Anonymous Coward #570 (2004-02-27T00:41:16Z)

ben non, je crois pas qu'on ce soit deja croisé ailleurs qu'ici. t'es trop intello pour moi, trop "prise de tete", enculeur de mouche.

Ruxor (2004-02-27T00:25:45Z)

AC #570: Et toi, juste par curiosité, je te connais ?

lambda: (Même question que ci-dessus, d'ailleurs…) Ce qui m'amuse, d'une certaine manière, c'est la manière dont on est capable de me sortir des reproches absolument contradictoires (notamment, c'est quand même épatant qu'on puisse me dire que je donne trop d'importance à ma vie sexuelle par rapport à ma vie affective alors que je n'ai absolument aucune vie sexuelle).

Quant à la perfection, ça fait un moment que j'y ai renoncé, dans tous les domaines et pour tous les objets (moi-même il y a bien longtemps, les autres, les choses qui m'entourent). Me reprocher d'être perfectionniste, ce ne serait pas très crédible.

Anonymous Coward #600 (lambda) (2004-02-26T21:27:17Z)

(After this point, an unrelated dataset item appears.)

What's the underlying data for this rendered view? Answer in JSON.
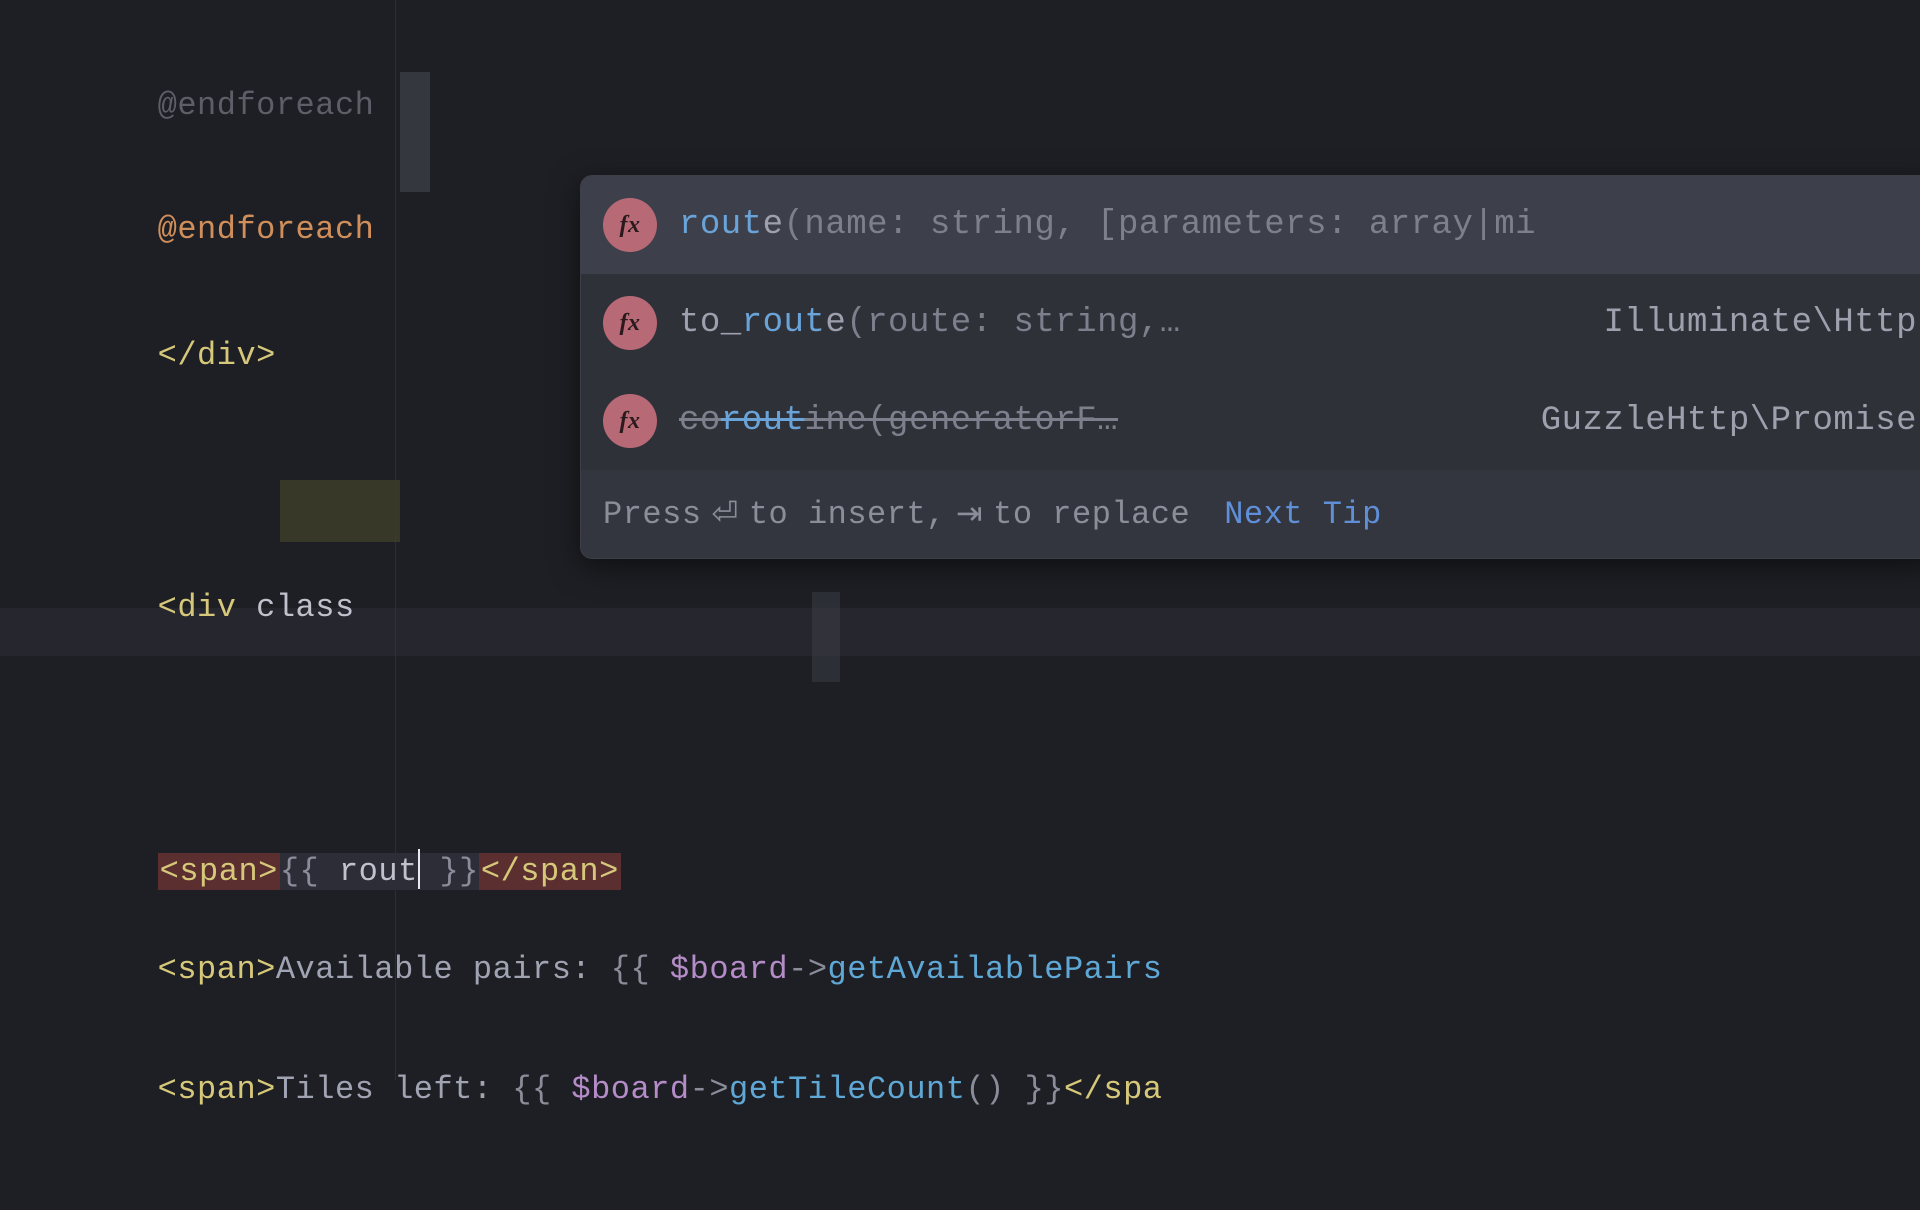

Tu vois, David, le nombre de cinglés que tu attires, qui veulent (se) prouver qu'ils sont plus p que toi? (je pense que phi ne m'en voudra pas de lui emprunter son "p"). Comment oublier d'un coup un si lourd passé, basé sur l'idée d'être le meilleur possible? Rien ne sert de nier la valeur de l'intelligence, personne ne te croit! tout le monde dévie du sujet et retombe sur le point crucial, le couple intellect-bonheur.
Et juste au moment où ce phi un peu naïf et présomptueux cherche à te convaincre de l'importance de l'affectivité, il surgit un démoniaque AC575 qui te pousse à renoncer à ton âme! Au passage, on se demande bien pourquoi il fait cela: s'il n'avait pas d'affectivité, ton cas ne pourrait guère que lui inspirer de l'indifférence. Mais il est malheureux, lui, et *aimerait* ne plus être le seul.
Il faudrait devenir humain, David, renoncer à la perfection en tant que principe d'existence, plus que par quelques tournures de phrase, Cela t'amènerait à faire du sport (où tu n'excelles pas) et à avoir des relations réelles avec des objectifs réalistes. Tu n'aurais alors sans doute plus besoin de 15h de sommeil pour réparer la confrontation à la réalité imparfaite.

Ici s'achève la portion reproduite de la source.